Young voters and first-time voters are breaking records this election. Indiana University Political Science Professor Steven Webster said he believes it has a lot to do with the pandemic.
“Students not being able to go back to college, not being able to see their friends not being able to go out to restaurants, this is a really tangible way in which politics has really kind of hit home for them,” explained Webster.
This feeling is hitting them possibly, for the first time.
“Youth voters are notorious for not turning out in American elections, lots of times young voters are apathetic and they don’t think politics affects their lives so they choose to stay home,” said Webster.
That’s why the League of Women Voters has been showing up to schools and different places around the community to promote voting at a young age. This year— the Fort Wayne chapter made social media accounts to connect with them.

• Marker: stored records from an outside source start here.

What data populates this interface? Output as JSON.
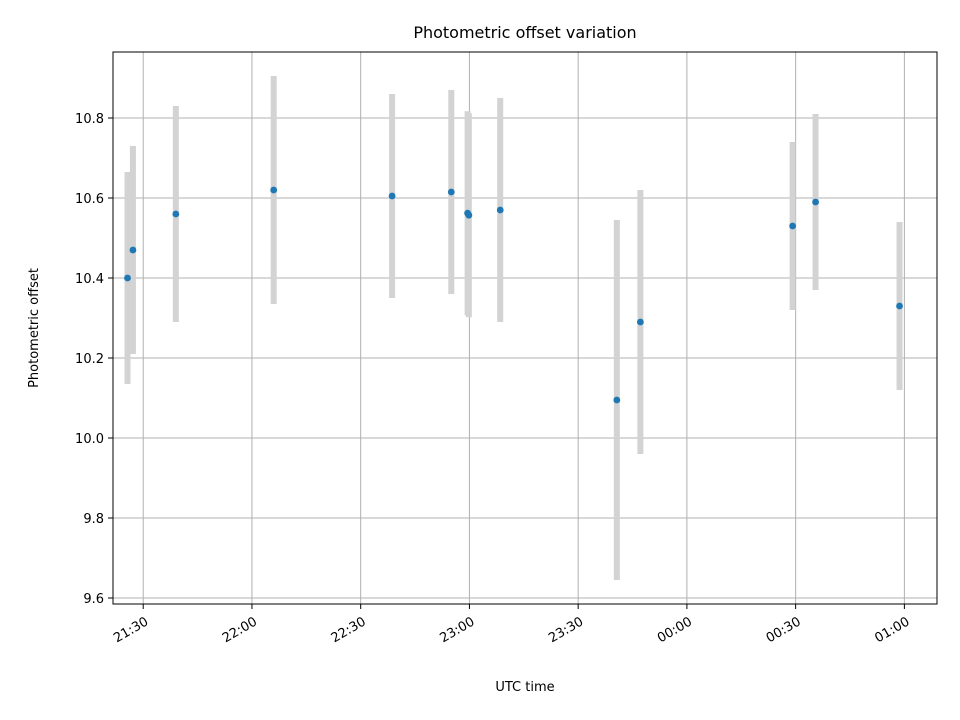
{
  "chart_data": {
    "type": "scatter",
    "title": "Photometric offset variation",
    "xlabel": "UTC time",
    "ylabel": "Photometric offset",
    "x_ticks": [
      "21:30",
      "22:00",
      "22:30",
      "23:00",
      "23:30",
      "00:00",
      "00:30",
      "01:00"
    ],
    "y_ticks": [
      "9.6",
      "9.8",
      "10.0",
      "10.2",
      "10.4",
      "10.6",
      "10.8"
    ],
    "xlim": [
      "21:21:40",
      "01:09:00"
    ],
    "ylim": [
      9.585,
      10.965
    ],
    "grid": true,
    "marker_color": "#1f77b4",
    "errorbar_color": "#d3d3d3",
    "points": [
      {
        "x": "21:25:40",
        "y": 10.4,
        "err": 0.265
      },
      {
        "x": "21:27:10",
        "y": 10.47,
        "err": 0.26
      },
      {
        "x": "21:39:00",
        "y": 10.56,
        "err": 0.27
      },
      {
        "x": "22:06:00",
        "y": 10.62,
        "err": 0.285
      },
      {
        "x": "22:38:40",
        "y": 10.605,
        "err": 0.255
      },
      {
        "x": "22:55:00",
        "y": 10.615,
        "err": 0.255
      },
      {
        "x": "22:59:30",
        "y": 10.562,
        "err": 0.255
      },
      {
        "x": "22:59:50",
        "y": 10.557,
        "err": 0.255
      },
      {
        "x": "23:08:30",
        "y": 10.57,
        "err": 0.28
      },
      {
        "x": "23:40:40",
        "y": 10.095,
        "err": 0.45
      },
      {
        "x": "23:47:10",
        "y": 10.29,
        "err": 0.33
      },
      {
        "x": "00:29:10",
        "y": 10.53,
        "err": 0.21
      },
      {
        "x": "00:35:30",
        "y": 10.59,
        "err": 0.22
      },
      {
        "x": "00:58:40",
        "y": 10.33,
        "err": 0.21
      }
    ]
  }
}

“We’ve had some success not quite as much maybe as we would have liked because after all, we are a lot older trying to reach this younger demographic,” said Sharon Busick Howell, the President of the League of Women Voters in Fort Wayne.
Online is where many of these voters said they learned the most about voting and the candidates.
“Every social media that I have, there has been just stuff popping up over and over reminding people to vote,” said Rooney.
“I think everyone nowadays has a phone and once they see like a viral video of anything, I think it just gets people angered,” said Heer.
Webster said anger is probably the number one driver to the polls.
“We are seeing anger about the economy, the health situation in this country, and so I think this anger is really fueling a sort of bipartisan turnout ahead of this election,” said Webster.
Whatever is bringing more people to vote, Webster said it’s what is best for democracy.
“I think it’s good to see more people turnout and participate,” said Webster.